Anstöße SWR1 BW / Morgengedanken SWR4 BW

Anstöße SWR1 BW / Morgengedanken SWR4 BW

Rottweil hat eine markante Silhouette. Ich sehe sie jeden Tag, wenn ich auf der Autobahn nach Hause fahre. Vor allem die Kirchtürme zeichnen sich in der Ferne deutlich gegen den Himmel ab. – Aber seit einiger Zeit stiehlt ein anderer Turm den Kirchtürmen die Show. Ein riesiger Turm, in dem Aufzüge getestet werden. Fast 250 Meter hoch und über 20 Meter breit steht der Koloss im Neckartal und zieht alle Blicke auf sich. Wer nicht weiß, dass sie da sind, kann die Kirchtürme dahinter ganz leicht übersehen. So sehr achtet man auf den neuen großen Turm.

Ich finde: Genauso wie die Kirchtürme, kann auch der Glaube leicht aus dem Blick geraten. Auf einmal sehe ich nur noch meine Arbeit, den Trubel in der Familie, mein Hobby … Und manchmal stehen auch die Sorgen vor einem wie dieser Turm im Neckartal. Und ich sehe nichts anderes mehr. Meine Erfahrung ist: Auch wenn es mir vielleicht ganz fern liegt. Gerade dann tut es gut, sich Zeit für den Glauben zu nehmen. Obwohl ich im Stress bin. Obwohl es anderes zu tun gibt. Obwohl es einfacher und bequemer wäre, sich irgendwie abzulenken.

Zeit für den Glauben finde ich im Gottesdienst. Die Kirchenmauern umgrenzen einen besonderen Raum, eine Art Schutzraum. Der Stress und die Aufgaben müssen draußen bleiben und mein Smartphone ist ausgeschaltet. In diesem Raum finde ich dann, was es nur noch ganz selten gibt: Zeit, über mich nachzudenken, über mein Leben, und über die anderen Menschen, und über Gott und die Welt. Im Gottesdienst bekomme ich eine neue Sicht darauf. Durch einen Satz aus einem Kirchenlied, durch ein Gebet, das jemand formuliert, durch einen Abschnitt aus der Bibel, den mir die Pfarrerin erklärt. Manchmal kostet es mich Überwindung, in den Gottesdienst zu gehen, und mir fallen viele andere Dinge ein, die ich stattdessen am Sonntagmorgen tun könnte. Aber wenn ich hingegangen bin, habe ich es eigentlich noch nie bereut. Gerade in unserer Zeit, in der so vieles meine Aufmerksamkeit will, tut es gut, einen Ort und die Zeit zu haben, zur Ruhe zu kommen. Das tut auch dann gut, wenn ich mich mal nicht so genau darauf konzentrieren kann, was vorne gesagt wird. Dann sitze ich einfach in meiner Bank und lasse die Gedanken schweifen.

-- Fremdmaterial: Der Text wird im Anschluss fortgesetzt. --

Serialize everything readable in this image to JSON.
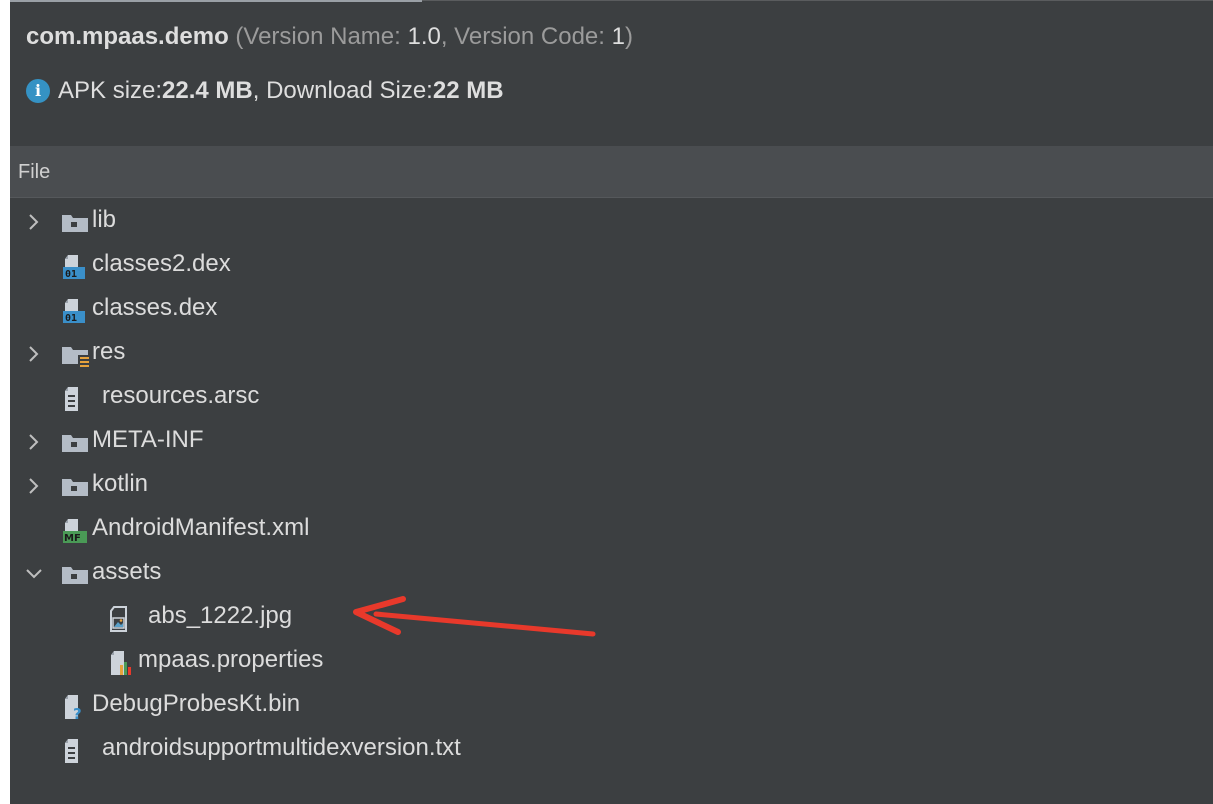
{
  "header": {
    "package": "com.mpaas.demo",
    "version_open": " (Version Name: ",
    "version_name": "1.0",
    "version_mid": ", Version Code: ",
    "version_code": "1",
    "version_close": ")",
    "apk_prefix": "APK size: ",
    "apk_size": "22.4 MB",
    "download_prefix": ", Download Size: ",
    "download_size": "22 MB"
  },
  "column_header": "File",
  "tree": [
    {
      "label": "lib",
      "icon": "folder-icon",
      "expandable": true,
      "expanded": false,
      "depth": 0
    },
    {
      "label": "classes2.dex",
      "icon": "dex-file-icon",
      "expandable": false,
      "depth": 0
    },
    {
      "label": "classes.dex",
      "icon": "dex-file-icon",
      "expandable": false,
      "depth": 0
    },
    {
      "label": "res",
      "icon": "resource-folder-icon",
      "expandable": true,
      "expanded": false,
      "depth": 0
    },
    {
      "label": "resources.arsc",
      "icon": "text-file-icon",
      "expandable": false,
      "depth": 0
    },
    {
      "label": "META-INF",
      "icon": "folder-icon",
      "expandable": true,
      "expanded": false,
      "depth": 0
    },
    {
      "label": "kotlin",
      "icon": "folder-icon",
      "expandable": true,
      "expanded": false,
      "depth": 0
    },
    {
      "label": "AndroidManifest.xml",
      "icon": "manifest-file-icon",
      "expandable": false,
      "depth": 0
    },
    {
      "label": "assets",
      "icon": "folder-icon",
      "expandable": true,
      "expanded": true,
      "depth": 0
    },
    {
      "label": "abs_1222.jpg",
      "icon": "image-file-icon",
      "expandable": false,
      "depth": 1
    },
    {
      "label": "mpaas.properties",
      "icon": "properties-file-icon",
      "expandable": false,
      "depth": 1
    },
    {
      "label": "DebugProbesKt.bin",
      "icon": "unknown-file-icon",
      "expandable": false,
      "depth": 0
    },
    {
      "label": "androidsupportmultidexversion.txt",
      "icon": "text-file-icon",
      "expandable": false,
      "depth": 0
    }
  ],
  "annotation": {
    "icon": "red-arrow-annotation",
    "color": "#e8392b"
  },
  "colors": {
    "background": "#3c3f41",
    "header_bar": "#4a4d50",
    "info_blue": "#3592c4",
    "folder_gray": "#b4bcc6",
    "dex_blue": "#3a8fc9",
    "manifest_green": "#4a9a56"
  }
}
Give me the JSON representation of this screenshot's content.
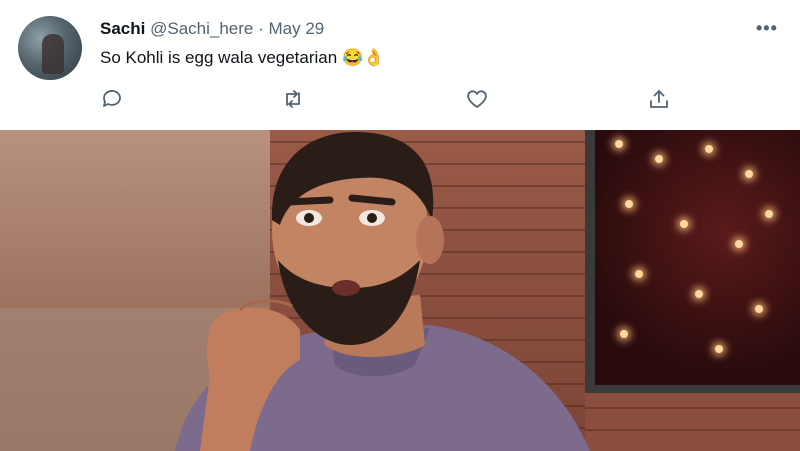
{
  "tweet": {
    "author_name": "Sachi",
    "author_handle": "@Sachi_here",
    "separator": "·",
    "date": "May 29",
    "more_label": "•••",
    "text": "So Kohli is egg wala vegetarian",
    "emojis": [
      "😂",
      "👌"
    ]
  },
  "actions": {
    "icons": [
      "reply-icon",
      "retweet-icon",
      "like-icon",
      "share-icon"
    ]
  },
  "media": {
    "type": "photo"
  },
  "colors": {
    "text_primary": "#0f1419",
    "text_secondary": "#536471"
  }
}
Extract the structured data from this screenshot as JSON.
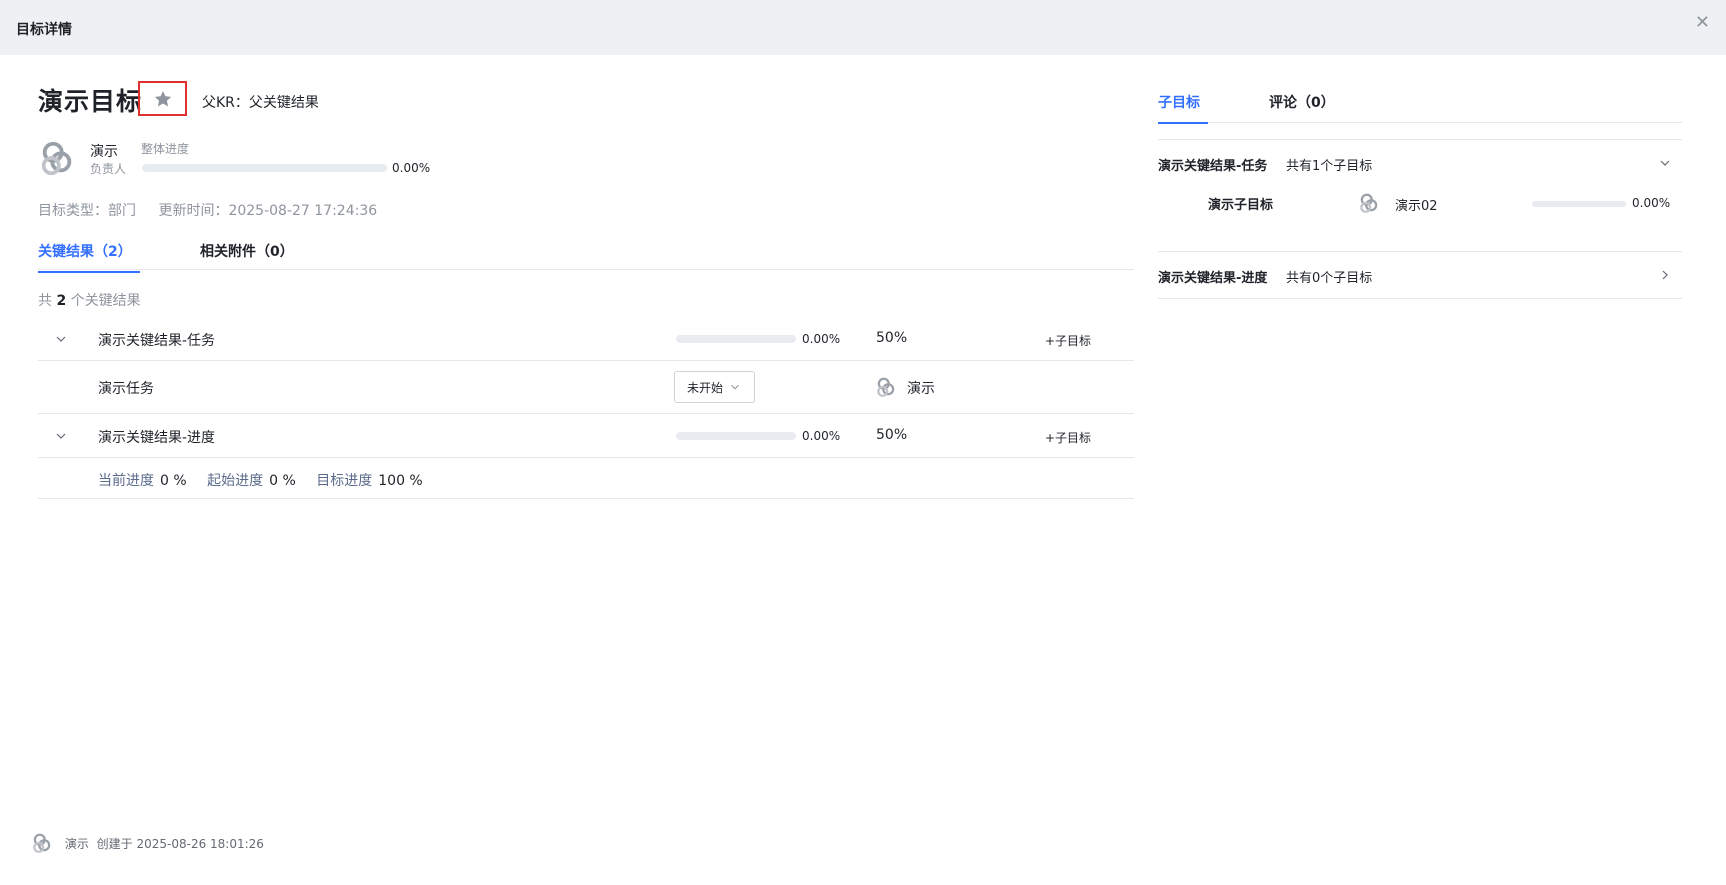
{
  "header": {
    "title": "目标详情",
    "close_icon": "close-icon"
  },
  "goal": {
    "title": "演示目标",
    "star_icon": "star-icon",
    "parent_kr": "父KR：父关键结果",
    "owner_name": "演示",
    "owner_role": "负责人",
    "overall_label": "整体进度",
    "overall_progress": 0.0,
    "overall_pct": "0.00%",
    "type_text": "目标类型：部门",
    "updated_text": "更新时间：2025-08-27 17:24:36"
  },
  "left_tabs": [
    {
      "label": "关键结果（2）",
      "active": true
    },
    {
      "label": "相关附件（0）",
      "active": false
    }
  ],
  "kr_count": {
    "prefix": "共",
    "count": "2",
    "suffix": "个关键结果"
  },
  "key_results": [
    {
      "name": "演示关键结果-任务",
      "progress": 0.0,
      "pct": "0.00%",
      "weight": "50%",
      "add_label": "+子目标"
    },
    {
      "name": "演示关键结果-进度",
      "progress": 0.0,
      "pct": "0.00%",
      "weight": "50%",
      "add_label": "+子目标"
    }
  ],
  "task": {
    "name": "演示任务",
    "status": "未开始",
    "owner": "演示"
  },
  "progress_detail": {
    "current_label": "当前进度",
    "current_value": "0 %",
    "start_label": "起始进度",
    "start_value": "0 %",
    "target_label": "目标进度",
    "target_value": "100 %"
  },
  "right_tabs": [
    {
      "label": "子目标",
      "active": true
    },
    {
      "label": "评论（0）",
      "active": false
    }
  ],
  "sub_sections": [
    {
      "title": "演示关键结果-任务",
      "count": "共有1个子目标",
      "expanded": true,
      "children": [
        {
          "name": "演示子目标",
          "owner": "演示02",
          "progress": 0.0,
          "pct": "0.00%"
        }
      ]
    },
    {
      "title": "演示关键结果-进度",
      "count": "共有0个子目标",
      "expanded": false,
      "children": []
    }
  ],
  "footer": {
    "owner": "演示",
    "created": "创建于 2025-08-26 18:01:26"
  },
  "colors": {
    "accent": "#3370ff",
    "highlight_border": "#e03131",
    "muted": "#8f959e"
  }
}
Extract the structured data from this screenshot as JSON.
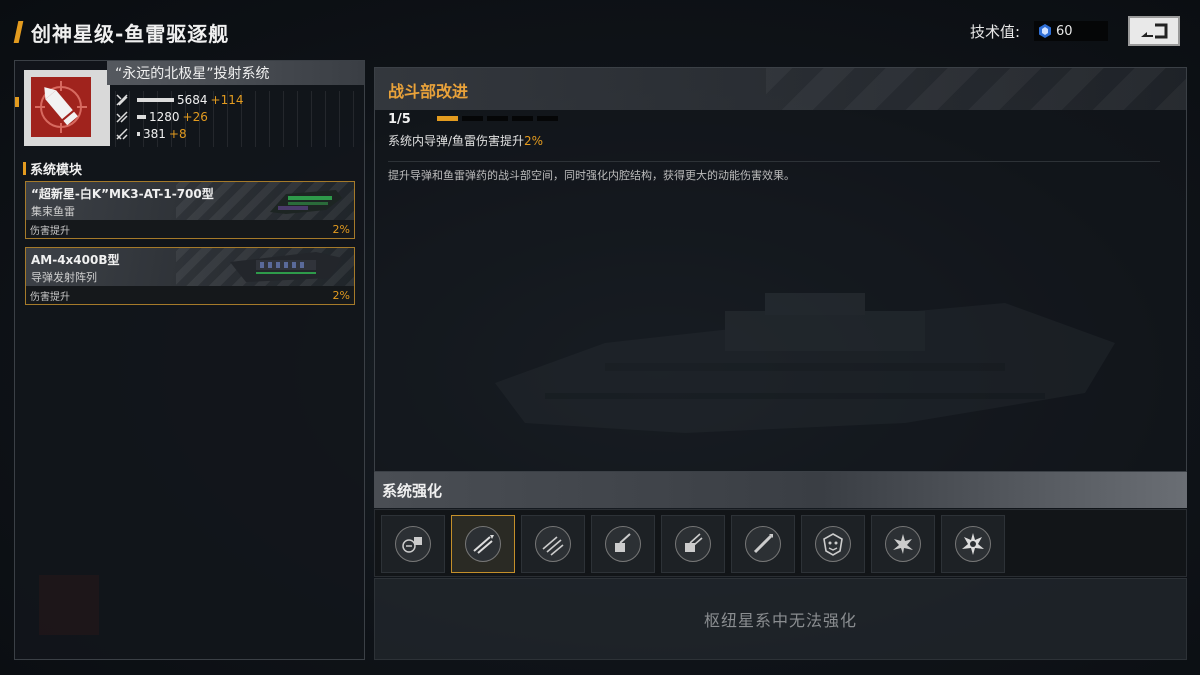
{
  "header": {
    "title": "创神星级-鱼雷驱逐舰",
    "tech_label": "技术值:",
    "tech_value": "60"
  },
  "system": {
    "name": "“永远的北极星”投射系统",
    "stats": [
      {
        "icon": "damage-stat-icon",
        "value": "5684",
        "bonus": "+114",
        "level": 0.78
      },
      {
        "icon": "penetration-stat-icon",
        "value": "1280",
        "bonus": "+26",
        "level": 0.18
      },
      {
        "icon": "range-stat-icon",
        "value": "381",
        "bonus": "+8",
        "level": 0.06
      }
    ]
  },
  "modules": {
    "section_title": "系统模块",
    "items": [
      {
        "name": "“超新星-白K”MK3-AT-1-700型",
        "type": "集束鱼雷",
        "effect": "伤害提升",
        "pct": "2%"
      },
      {
        "name": "AM-4x400B型",
        "type": "导弹发射阵列",
        "effect": "伤害提升",
        "pct": "2%"
      }
    ]
  },
  "detail": {
    "title": "战斗部改进",
    "level": "1/5",
    "level_current": 1,
    "level_max": 5,
    "upgrade_text": "系统内导弹/鱼雷伤害提升",
    "upgrade_pct": "2%",
    "description": "提升导弹和鱼雷弹药的战斗部空间，同时强化内腔结构，获得更大的动能伤害效果。"
  },
  "enhance": {
    "title": "系统强化",
    "slots": [
      {
        "icon": "ammo-capacity-icon",
        "selected": false
      },
      {
        "icon": "warhead-upgrade-icon",
        "selected": true
      },
      {
        "icon": "missile-cluster-icon",
        "selected": false
      },
      {
        "icon": "launcher-upgrade-icon",
        "selected": false
      },
      {
        "icon": "launcher-rate-icon",
        "selected": false
      },
      {
        "icon": "single-missile-icon",
        "selected": false
      },
      {
        "icon": "beast-emblem-icon",
        "selected": false
      },
      {
        "icon": "explosion-icon",
        "selected": false
      },
      {
        "icon": "explosion-burst-icon",
        "selected": false
      }
    ],
    "locked_text": "枢纽星系中无法强化"
  },
  "colors": {
    "accent": "#e39b1f",
    "alert_red": "#a0231d"
  }
}
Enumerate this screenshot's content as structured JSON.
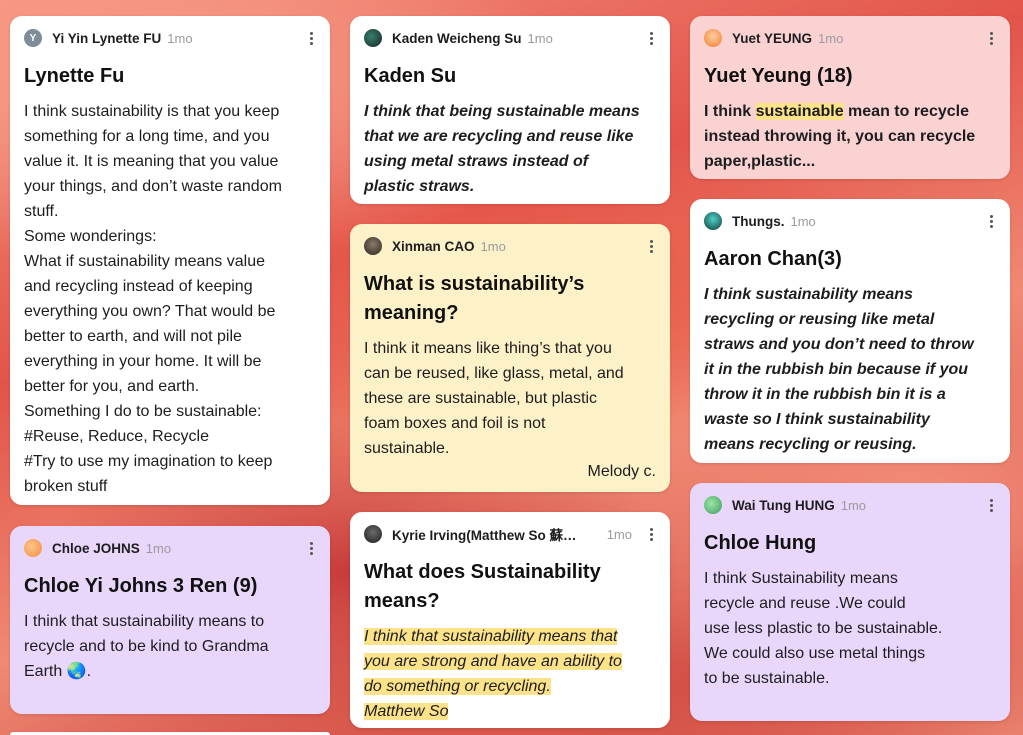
{
  "posts": {
    "p1": {
      "author": "Yi Yin Lynette FU",
      "time": "1mo",
      "avatar_letter": "Y",
      "title": "Lynette Fu",
      "lines": [
        "I think sustainability is that you keep",
        "something for a long time, and you",
        "value it. It is meaning that you value",
        "your things, and don’t waste random",
        "stuff.",
        "Some wonderings:",
        "What if sustainability means value",
        "and recycling instead of keeping",
        "everything you own? That would be",
        "better to earth, and will not pile",
        "everything in your home. It will be",
        "better for you, and earth.",
        "Something I do to be sustainable:",
        "#Reuse, Reduce, Recycle",
        "#Try to use my imagination to keep",
        "broken stuff"
      ]
    },
    "p2": {
      "author": "Chloe JOHNS",
      "time": "1mo",
      "title": "Chloe Yi Johns 3 Ren (9)",
      "lines": [
        "I think that sustainability means to",
        "recycle and to be kind to Grandma",
        "Earth 🌏."
      ]
    },
    "p3": {
      "author": "Kaden Weicheng Su",
      "time": "1mo",
      "title": "Kaden Su",
      "lines": [
        "I think that being sustainable means",
        "that we are recycling and reuse like",
        "using metal straws instead of",
        "plastic straws."
      ]
    },
    "p4": {
      "author": "Xinman CAO",
      "time": "1mo",
      "title_lines": [
        "What is sustainability’s",
        "meaning?"
      ],
      "lines": [
        "I think it means like thing’s that you",
        "can be reused, like glass, metal, and",
        "these are sustainable, but plastic",
        "foam boxes and foil is not",
        "sustainable."
      ],
      "signature": "Melody c."
    },
    "p5": {
      "author": "Kyrie Irving(Matthew So 蘇…",
      "time": "1mo",
      "title_lines": [
        "What does Sustainability",
        "means?"
      ],
      "lines": [
        "I think that sustainability means that",
        "you are strong and have an ability to",
        "do something or recycling.",
        "Matthew So"
      ]
    },
    "p6": {
      "author": "Yuet YEUNG",
      "time": "1mo",
      "title": "Yuet Yeung (18)",
      "line1_pre": "I think ",
      "line1_hl": "sustainable",
      "line1_post": " mean to recycle",
      "lines_rest": [
        "instead throwing it, you can recycle",
        "paper,plastic..."
      ]
    },
    "p7": {
      "author": "Thungs.",
      "time": "1mo",
      "title": "Aaron Chan(3)",
      "lines": [
        "I think sustainability means",
        "recycling or reusing like metal",
        "straws and you don’t need to throw",
        "it in the rubbish bin because if you",
        "throw it in the rubbish bin it is a",
        "waste so I think sustainability",
        "means recycling or reusing."
      ]
    },
    "p8": {
      "author": "Wai Tung HUNG",
      "time": "1mo",
      "title": "Chloe Hung",
      "lines": [
        "I think Sustainability means",
        "recycle and  reuse .We could",
        "use less plastic to be sustainable.",
        "We could also use metal  things",
        "to be sustainable."
      ]
    }
  },
  "colors": {
    "white_card": "#ffffff",
    "yellow_card": "#fdf1c8",
    "pink_card": "#fad2d2",
    "lavender_card": "#e9d7fb",
    "highlight": "#fce38a"
  },
  "icons": {
    "menu": "more-vertical-icon"
  }
}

In Rottweil soll eine Brücke gebaut werden. Sie soll den neuen Turm mit der Rottweiler Altstadt und ihren Kirchtürmen verbinden. Zu Fuß könnte man dann zwischen den alten Türmen und dem neuen Turm hin und her laufen. Ob die Brücke tatsächlich kommt, ist noch nicht entschieden. Aber die Idee gefällt mir. Denn beides gehört für mich zusammen: Das moderne Leben und der alte Glaube.